The jewel-like fruit of persimmon is often found decorating New Year tables; especially prized is the “chocolate” variety, for its sweet brown flesh.

I’ve seen persicaria grown as a groundcover in a Pennsylvania garden (the owners were surprised when I plucked a few leaves to munch on), admired the glossy orange fruits of a persimmon tree growing in a northern California hell strip garden as part of an urban community orchard, and have myself grown hoja santa in my Texas garden.

Hoja santa (Piper auritum) is a food plant that I would happily grow again, not just for its use in the kitchen, but because of its ornamental form. Plants can grow quickly to 10 feet or more, and are covered in broad, heart-shaped leaves up to 12 inches plus wide that fan out from sturdy upright stems; in time the pencil-thin, finger-like, pure white flower spikes appear, holding themselves like birthday cake candles over the leafy mantle.

Hoja santa, or rootbeer plant, is a bold addition to the garden and the kitchen.

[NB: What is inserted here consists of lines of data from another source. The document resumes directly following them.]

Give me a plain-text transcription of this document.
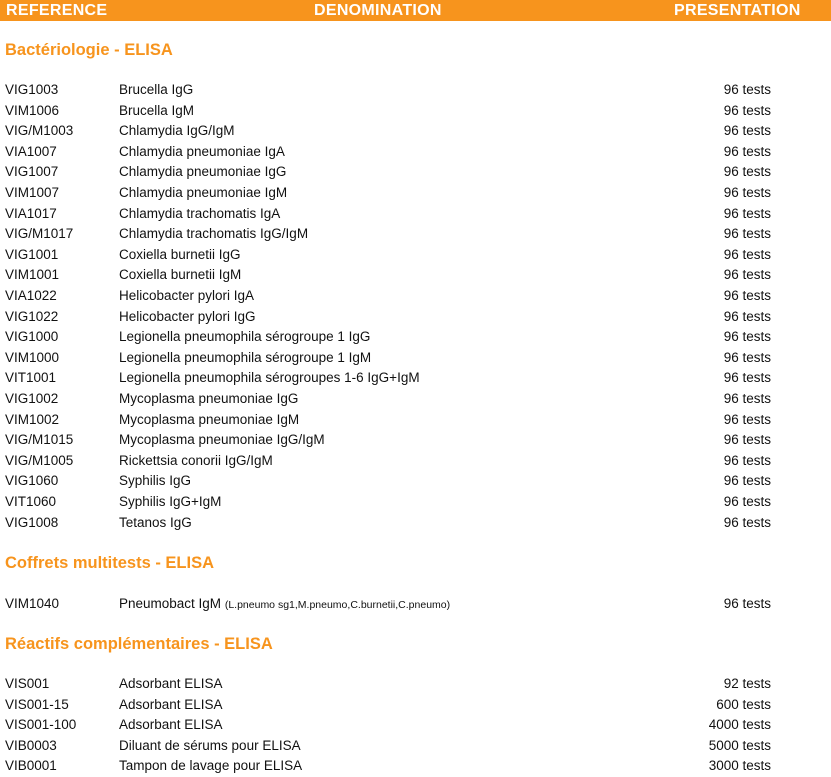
REFERENCE	DENOMINATION	PRESENTATION
Bactériologie - ELISA
VIG1003	Brucella IgG	96 tests
VIM1006	Brucella IgM	96 tests
VIG/M1003	Chlamydia IgG/IgM	96 tests
VIA1007	Chlamydia pneumoniae IgA	96 tests
VIG1007	Chlamydia pneumoniae IgG	96 tests
VIM1007	Chlamydia pneumoniae IgM	96 tests
VIA1017	Chlamydia trachomatis IgA	96 tests
VIG/M1017	Chlamydia trachomatis IgG/IgM	96 tests
VIG1001	Coxiella burnetii IgG	96 tests
VIM1001	Coxiella burnetii IgM	96 tests
VIA1022	Helicobacter pylori IgA	96 tests
VIG1022	Helicobacter pylori IgG	96 tests
VIG1000	Legionella pneumophila sérogroupe 1 IgG	96 tests
VIM1000	Legionella pneumophila sérogroupe 1 IgM	96 tests
VIT1001	Legionella pneumophila sérogroupes 1-6 IgG+IgM	96 tests
VIG1002	Mycoplasma pneumoniae IgG	96 tests
VIM1002	Mycoplasma pneumoniae IgM	96 tests
VIG/M1015	Mycoplasma pneumoniae IgG/IgM	96 tests
VIG/M1005	Rickettsia conorii IgG/IgM	96 tests
VIG1060	Syphilis IgG	96 tests
VIT1060	Syphilis IgG+IgM	96 tests
VIG1008	Tetanos IgG	96 tests
Coffrets multitests - ELISA
VIM1040	Pneumobact IgM (L.pneumo sg1,M.pneumo,C.burnetii,C.pneumo)	96 tests
Réactifs complémentaires - ELISA
VIS001	Adsorbant ELISA	92 tests
VIS001-15	Adsorbant ELISA	600 tests
VIS001-100	Adsorbant ELISA	4000 tests
VIB0003	Diluant de sérums pour ELISA	5000 tests
VIB0001	Tampon de lavage pour ELISA	3000 tests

In southwest gardens, where many of the plants will have small leaves, texture can be lacking as a result, but hoja santa changes all that and is a real stunner. To do its best hoja likes sun above and moist soil below. It did well for me in the relative humidity of Austin, but friends in soggy Houston had to keep it in check by cutting back the underground roots that spread rapidly in moist soil, to prevent the plant from overtaking the garden. Caterpillars can make a mess of the broad leaves, but spraying with neem oil seemed to keep a check on buggy depredations. I would tuck shade-loving, white-flowered impatiens beneath the canopy to complement the candle-spike hoja blooms.

One of the common names for hoja santa is rootbeer plant, and certainly the raw leaf has a sassafrassy, liqorice taste. But it’s used mainly as a wrapper because, while the leaf does impart a hint of its distinct flavor, because if eaten it has a tongue-numbing effect. So, if the leaf is used instead of a cornhusk to make tamales, or to wrap a fresh cheese, it should be removed and discarded.

Part of the excitement of gardening is trying and succeeding with something new; having a conservatory or greenhouse simply expands the possibilities for experimentation (pineapple anyone?). And with access to the worldwide web, we’re able to source and learn about all the uses the plant kingdom has to offer, so avoiding disappointment and upsets. Spare a thought, then, for early immigrant gardeners who, when confronted with the potato and less than complete information from sources like Dr Monardes’s Joyful Newes, discarded the tubers and ate the toxic leafy tops instead. Is it any wonder spuds took a while to catch on?   ©Ethne Clarke, 2019. Photos Wiki Commons.